The 2,000 new settlers and, in principle, voluntary, have to work at the collective facilities of the new establishment and it is agreed that these services would last four months after arrival at Foulpointe. At the same time, they may also engage in cultivation on their own behalf, and for this purpose plots of land would be granted to those who so request. To encourage these initiatives, Rafaralahy reduced the length of their compulsory service. It allows them to “devote only one day in four” of their time to public order work so that they can devote three quarters of their time to working for them, building their houses, preparing and enclosing Their fields of cultivation. At the same time, he promises them the necessary seeds.

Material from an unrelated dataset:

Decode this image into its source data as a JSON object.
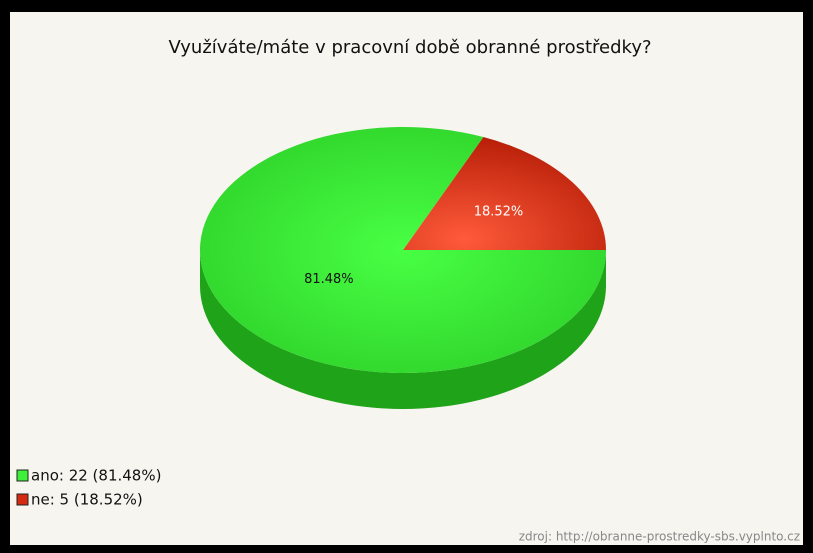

This “generous” offer, presented as an initiative of Rafaralahy, was rejected by settlers who, according to Hastie, “replied that the promises they had made to Radama wanted them to finish public works, They would avail themselves of his offers for whatever they consider useful for their projects. ” From July 18 to 25, Hastie commissioned the start of the work “to prepare the ground for crops, plant trees and cuttings, plant and prepare the woods to form pens.”
Once this work has been completed, the English agent can then deal with various other issues, in particular the supply of the new colony. On July 20 he went to Toamasina, where he bought Jean Rene a fairly large amount of rice, which he brought back by boat to Foulpointe on July 29th. He took advantage of this new trip to carry out “a few trials of new crops, wheat, oats and cotton”.